Conductor: James Fellenbaum
Respighi: Fountains of Rome
Albinoni: Adagio in G minor
Tchaikovsky: Capriccio Italien
4:00 PM, Sunday, September 24, James R. Cox Auditorium, UT Campus
FREE
One of the joys of following the University of Tennessee Symphony Orchestra over the years has been watching the ever-changing combinations and permutations of student talent advancing the ensemble in unexpected ways. Director of Orchestras and UTSO conductor James Fellenbaum believes this season will most certainly be one to follow with excitement.
“My choice of programming this year,” Fellenbaum explains, “is based largely on the improvement of the orchestra’s playing from last year. We have many talented students returning, and have some new talent joining us, which adds up to a more advanced and improved orchestra this year. The brass, in particular— some of whom are playing on the Michael Schachter commission with the Knoxville Symphony Orchestra—are VERY strong this year, which allowed me to program Fountains. They’re really doing a superb job. But, in all, the whole orchestra is improved and playing at a higher level every section.”

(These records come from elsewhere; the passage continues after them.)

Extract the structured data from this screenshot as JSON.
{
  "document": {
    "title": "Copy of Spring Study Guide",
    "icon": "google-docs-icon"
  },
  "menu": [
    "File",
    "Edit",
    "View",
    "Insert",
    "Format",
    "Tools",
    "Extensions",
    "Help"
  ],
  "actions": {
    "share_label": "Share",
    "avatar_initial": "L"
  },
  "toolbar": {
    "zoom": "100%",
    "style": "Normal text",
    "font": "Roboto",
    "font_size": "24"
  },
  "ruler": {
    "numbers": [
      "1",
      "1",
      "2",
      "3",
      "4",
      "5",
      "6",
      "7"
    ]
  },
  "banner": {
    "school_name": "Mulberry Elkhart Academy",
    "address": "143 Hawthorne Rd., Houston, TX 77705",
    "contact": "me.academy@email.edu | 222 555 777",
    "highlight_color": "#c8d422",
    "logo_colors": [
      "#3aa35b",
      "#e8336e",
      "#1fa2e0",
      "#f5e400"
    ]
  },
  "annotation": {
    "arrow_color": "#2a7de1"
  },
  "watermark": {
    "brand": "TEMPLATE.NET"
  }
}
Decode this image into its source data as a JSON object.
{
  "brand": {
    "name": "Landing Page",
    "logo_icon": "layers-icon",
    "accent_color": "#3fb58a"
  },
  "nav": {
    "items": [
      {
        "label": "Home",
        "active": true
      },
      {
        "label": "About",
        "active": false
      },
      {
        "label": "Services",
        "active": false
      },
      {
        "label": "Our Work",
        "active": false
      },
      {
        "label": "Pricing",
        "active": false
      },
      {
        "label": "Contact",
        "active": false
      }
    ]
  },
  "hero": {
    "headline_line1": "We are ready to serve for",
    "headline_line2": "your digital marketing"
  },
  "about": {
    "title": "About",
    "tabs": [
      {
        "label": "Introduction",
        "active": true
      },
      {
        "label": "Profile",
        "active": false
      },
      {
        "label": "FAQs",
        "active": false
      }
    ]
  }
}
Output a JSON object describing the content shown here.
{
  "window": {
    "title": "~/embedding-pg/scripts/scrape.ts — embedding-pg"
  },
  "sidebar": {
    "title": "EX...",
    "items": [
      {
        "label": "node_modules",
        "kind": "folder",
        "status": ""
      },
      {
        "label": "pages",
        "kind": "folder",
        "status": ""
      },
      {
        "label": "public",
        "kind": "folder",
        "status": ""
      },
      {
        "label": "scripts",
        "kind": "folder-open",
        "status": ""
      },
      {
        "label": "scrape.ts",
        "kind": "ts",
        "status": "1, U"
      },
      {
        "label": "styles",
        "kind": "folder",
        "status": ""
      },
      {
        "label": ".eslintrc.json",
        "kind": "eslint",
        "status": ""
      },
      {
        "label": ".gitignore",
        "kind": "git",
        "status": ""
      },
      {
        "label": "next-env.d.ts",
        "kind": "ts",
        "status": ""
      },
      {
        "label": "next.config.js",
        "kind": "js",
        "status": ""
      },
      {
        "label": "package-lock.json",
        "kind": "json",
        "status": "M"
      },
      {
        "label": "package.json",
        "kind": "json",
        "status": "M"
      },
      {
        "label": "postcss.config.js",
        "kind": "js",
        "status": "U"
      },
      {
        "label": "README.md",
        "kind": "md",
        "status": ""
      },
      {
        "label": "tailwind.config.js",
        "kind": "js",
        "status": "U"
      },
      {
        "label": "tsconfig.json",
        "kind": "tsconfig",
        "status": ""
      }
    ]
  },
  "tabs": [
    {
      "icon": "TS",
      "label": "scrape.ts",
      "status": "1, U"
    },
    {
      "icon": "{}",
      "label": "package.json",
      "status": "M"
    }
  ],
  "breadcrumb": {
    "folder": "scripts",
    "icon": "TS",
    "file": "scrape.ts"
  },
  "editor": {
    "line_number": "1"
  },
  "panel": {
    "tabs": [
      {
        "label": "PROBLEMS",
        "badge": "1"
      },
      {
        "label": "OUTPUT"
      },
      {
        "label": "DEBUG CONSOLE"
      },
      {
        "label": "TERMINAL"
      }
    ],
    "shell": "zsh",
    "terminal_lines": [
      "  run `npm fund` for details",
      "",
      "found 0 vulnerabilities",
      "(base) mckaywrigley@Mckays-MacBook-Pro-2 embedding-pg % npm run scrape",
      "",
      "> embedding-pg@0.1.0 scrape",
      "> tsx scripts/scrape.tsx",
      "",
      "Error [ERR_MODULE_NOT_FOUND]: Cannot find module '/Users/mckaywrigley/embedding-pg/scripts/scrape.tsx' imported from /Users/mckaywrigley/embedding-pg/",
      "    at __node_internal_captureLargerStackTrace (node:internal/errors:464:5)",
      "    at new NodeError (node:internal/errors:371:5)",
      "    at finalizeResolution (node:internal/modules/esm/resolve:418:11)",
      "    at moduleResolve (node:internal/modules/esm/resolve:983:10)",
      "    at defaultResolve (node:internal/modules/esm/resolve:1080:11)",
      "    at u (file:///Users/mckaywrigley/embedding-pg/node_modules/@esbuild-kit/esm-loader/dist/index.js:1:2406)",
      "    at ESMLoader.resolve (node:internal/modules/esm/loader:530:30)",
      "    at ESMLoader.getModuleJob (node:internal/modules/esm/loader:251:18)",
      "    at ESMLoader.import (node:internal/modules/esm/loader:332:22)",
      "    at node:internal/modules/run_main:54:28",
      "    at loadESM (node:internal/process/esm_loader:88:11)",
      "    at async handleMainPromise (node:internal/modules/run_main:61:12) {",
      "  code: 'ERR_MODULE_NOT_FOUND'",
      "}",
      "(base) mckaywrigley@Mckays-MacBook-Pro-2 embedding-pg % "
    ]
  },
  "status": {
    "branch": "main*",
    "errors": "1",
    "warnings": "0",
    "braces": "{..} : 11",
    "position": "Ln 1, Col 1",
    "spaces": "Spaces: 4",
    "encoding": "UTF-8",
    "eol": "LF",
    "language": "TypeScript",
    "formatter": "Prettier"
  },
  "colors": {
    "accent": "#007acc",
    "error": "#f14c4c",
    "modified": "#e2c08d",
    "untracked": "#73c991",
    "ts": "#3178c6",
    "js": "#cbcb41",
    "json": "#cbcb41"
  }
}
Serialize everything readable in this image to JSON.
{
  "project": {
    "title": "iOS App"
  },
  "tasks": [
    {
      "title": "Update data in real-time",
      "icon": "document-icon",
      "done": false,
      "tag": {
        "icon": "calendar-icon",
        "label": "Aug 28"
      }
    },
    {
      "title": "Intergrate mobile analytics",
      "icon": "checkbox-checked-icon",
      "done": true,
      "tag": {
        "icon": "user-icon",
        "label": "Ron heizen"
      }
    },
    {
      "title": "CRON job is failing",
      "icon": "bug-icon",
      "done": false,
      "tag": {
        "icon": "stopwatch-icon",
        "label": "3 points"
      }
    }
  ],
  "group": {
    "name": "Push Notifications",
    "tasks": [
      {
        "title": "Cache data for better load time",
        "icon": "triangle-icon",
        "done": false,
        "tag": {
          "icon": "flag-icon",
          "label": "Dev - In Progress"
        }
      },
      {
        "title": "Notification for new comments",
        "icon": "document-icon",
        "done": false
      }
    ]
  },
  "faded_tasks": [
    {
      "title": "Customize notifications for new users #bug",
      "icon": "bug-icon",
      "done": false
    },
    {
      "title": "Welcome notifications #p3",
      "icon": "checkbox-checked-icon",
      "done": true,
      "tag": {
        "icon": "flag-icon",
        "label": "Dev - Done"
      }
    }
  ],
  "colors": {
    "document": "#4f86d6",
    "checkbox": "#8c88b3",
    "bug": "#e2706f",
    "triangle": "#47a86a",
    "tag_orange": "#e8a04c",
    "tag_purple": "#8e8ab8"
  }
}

The orchestra will open its 2017-18 season this Sunday afternoon with a concert entitled “Viva l’Italia!,” a program of three works with Italy as a binding thread. The featured work is Fountains of Rome by Ottorino Respighi, one of three symphonic poems (along with Pines of Rome and Roman Festivals) the composer wrote on a Roman theme over an eleven-year period. The work is in four sections, each dripping with instrumental color, representing four fountains at different times of day: 1) the Fountain of Valle Giulia at dawn, 2) the Triton Fountain in the morning, 3) the Fountain of Trevi at midday, and 4) the Villa Medici Fountain at sunset.
Fellenbaum will also include Tchaikovsky’s Capriccio Italien, a work inspired by time spent by the composer in Rome in 1880 recovering from several personal travails. The work is an infectious collection of themes based on folk songs he encountered while in Rome, plus bright colors thanks to music “some of which I have heard in the streets…”
The concert is rounded out by the popular Albinoni Adagio in G minor. Of course, there is musicological controversy surrounding the one movement work, namely that it was “attributed to Albinoni” by historian Remo Giazotto, who claimed to have found the theme fragment after World War II in the Dresden State Library. Since Giazotto never produced the fragment and no record of its existence was ever found, scholars have concluded that the Adagio was, in fact, the work of Giazotto, possibly using Albinoni’s name for credibility. Whether or not there was an actual source of inspiration remains conjecture. Still, the work has a Baroque-like enchanting quality that makes it extremely satisfying for listeners.
“So…” Fellenbaum concludes, “a piece about Italy by an Italian composer, and Italian piece from an Italian composer based off of another Italian composer’s fragments, and a piece about Italy from a non-Italian composer.”
The concert is FREE, as are most offerings by the UT School of Music.
The date seems incorrect. can you clarify?
Thanks for catching the date error; it has been fixed.